Many of the forms have been slow in arriving at libraries because Congress didn’t enact the American Taxpayer Relief Act, and avert the “fiscal cliff,” until Jan. 2. This pushed back the printing and distribution of the new tax codes, forms and tables.
A major missing item is the instruction booklet for the IRS 1040 tax form. Warner said this booklet has the new tax tables in it so people can figure how much they owe the government or how much money they will get back.
“We have some of our people look certain things up,” Warner said about the staff at the Schenectady library.
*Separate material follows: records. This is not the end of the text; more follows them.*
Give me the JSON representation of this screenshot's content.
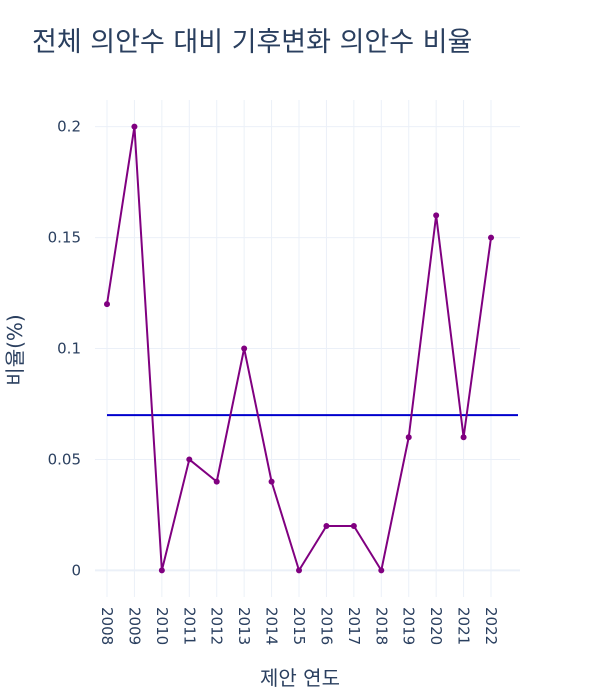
{
  "chart_data": {
    "type": "line",
    "title": "전체 의안수 대비 기후변화 의안수 비율",
    "xlabel": "제안 연도",
    "ylabel": "비율(%)",
    "categories": [
      "2008",
      "2009",
      "2010",
      "2011",
      "2012",
      "2013",
      "2014",
      "2015",
      "2016",
      "2017",
      "2018",
      "2019",
      "2020",
      "2021",
      "2022"
    ],
    "series": [
      {
        "values": [
          0.12,
          0.2,
          0,
          0.05,
          0.04,
          0.1,
          0.04,
          0,
          0.02,
          0.02,
          0,
          0.06,
          0.16,
          0.06,
          0.15
        ],
        "color": "#800080"
      }
    ],
    "reference_line": {
      "value": 0.07,
      "color": "#0000cd"
    },
    "yticks": [
      0,
      0.05,
      0.1,
      0.15,
      0.2
    ],
    "ytick_labels": [
      "0",
      "0.05",
      "0.1",
      "0.15",
      "0.2"
    ],
    "ylim": [
      -0.012,
      0.212
    ],
    "grid": true,
    "grid_color": "#ebf0f8",
    "zero_line_color": "#ebf0f8"
  }
}
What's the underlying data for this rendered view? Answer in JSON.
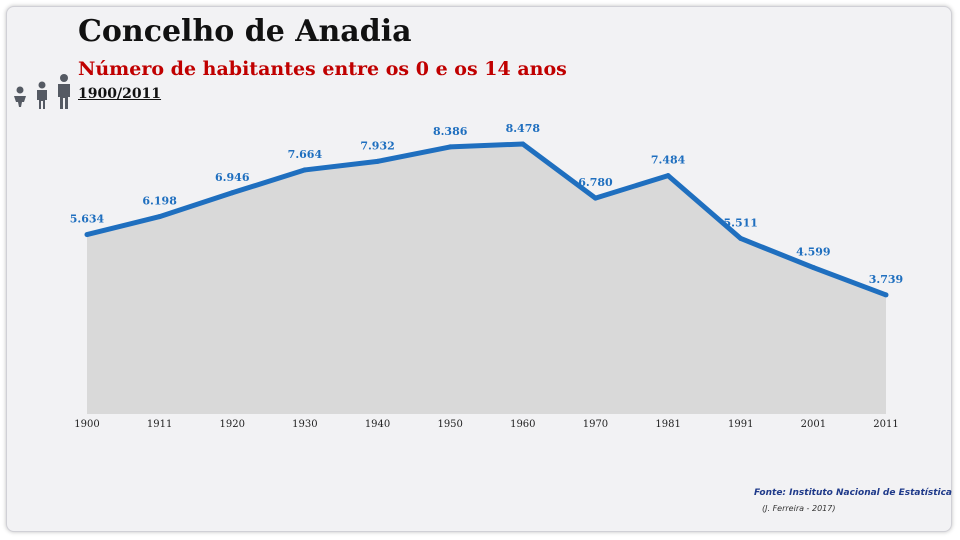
{
  "title": "Concelho de Anadia",
  "subtitle": "Número de habitantes entre os 0 e os 14 anos",
  "period": "1900/2011",
  "icons": [
    "baby-icon",
    "child-icon",
    "adult-icon"
  ],
  "source": "Fonte: Instituto Nacional de Estatística",
  "author": "(J. Ferreira - 2017)",
  "colors": {
    "line": "#1f6fbf",
    "area": "#d9d9d9",
    "title": "#111111",
    "subtitle": "#c00000",
    "source": "#1f3a8a"
  },
  "chart_data": {
    "type": "area",
    "title": "Número de habitantes entre os 0 e os 14 anos",
    "categories": [
      "1900",
      "1911",
      "1920",
      "1930",
      "1940",
      "1950",
      "1960",
      "1970",
      "1981",
      "1991",
      "2001",
      "2011"
    ],
    "values": [
      5634,
      6198,
      6946,
      7664,
      7932,
      8386,
      8478,
      6780,
      7484,
      5511,
      4599,
      3739
    ],
    "labels": [
      "5.634",
      "6.198",
      "6.946",
      "7.664",
      "7.932",
      "8.386",
      "8.478",
      "6.780",
      "7.484",
      "5.511",
      "4.599",
      "3.739"
    ],
    "ylim": [
      0,
      9000
    ],
    "grid": false,
    "legend": "none"
  }
}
They go to the IRS website and print out the forms or information for library patrons.
“We tell our customers that as soon as the forms get here, we put them out,” said Kathy Adam, assistant director for public services at the Clifton Park-Halfmoon Public Library on Moe Road in Clifton Park.
“They come in waves,” she said about the forms. “We keep people posted about what’s available.”
The library keeps the IRS forms near the front entrance. “Whatever has come in is out there,” she said.
Dianne Besunder, an IRS spokeswoman, said the 1040 instruction booklet is just becoming available in the printed form but the instructions and most tax forms have been available on the IRS website (www.irs.gov) for weeks.
She said the IRS announced there would be delays in some of the documents because the tax legislation was passed by Congress at such a late date.
“We anticipated the delay,” she said.
People can call the IRS at 1-800-829-3676 and order forms to be mailed to them. “It takes 10 days,” Besunder said.
Up until about four years ago, the IRS sent the 1040 forms and instruction booklet to each taxpayer’s residence. But fewer people are using paper forms, so the IRS stopped the mass mailings.
“Over 80 percent of taxpayers filed electronically last year, including 8 million New Yorkers,” Besunder said. “Electronic filing is good for the taxpayer and good for the Internal Revenue Service,” she added, noting that the electronic filing programs catch filing errors before the return is actually submitted via computer. “There is a much lower error rate.”
People whose income is under $57,000 can use an IRS filing program that takes them through the process step-by-step. Those making more than $57,000 can still file free electronically but there is no “interview” process, Besunder said.
There are also Volunteer Income Tax Assistance locations throughout the Capital Region where low- to moderate-income people can have their taxes done free of charge by volunteers trained by the IRS. The AARP also has free tax preparation services available for senior citizens at sites across the region.
At the Amsterdam Free Library, some of the forms are starting to come in, said library director Nicole Hemsley.
“It’s taking a really long time for us to get them,” she said. “They come in batches and we are doing pretty well right now.”
Hemsley said the library gets 30 to 40 phone calls every day from people asking if the instruction booklet for the IRS form 1040 has arrived.
At the Schenectady County Public Library there has been a reduced demand in recent years for the paper tax forms as more and more people file their taxes electronically.
Warner said the demand for paper tax forms and associated materials dropped by half in each of the past few years.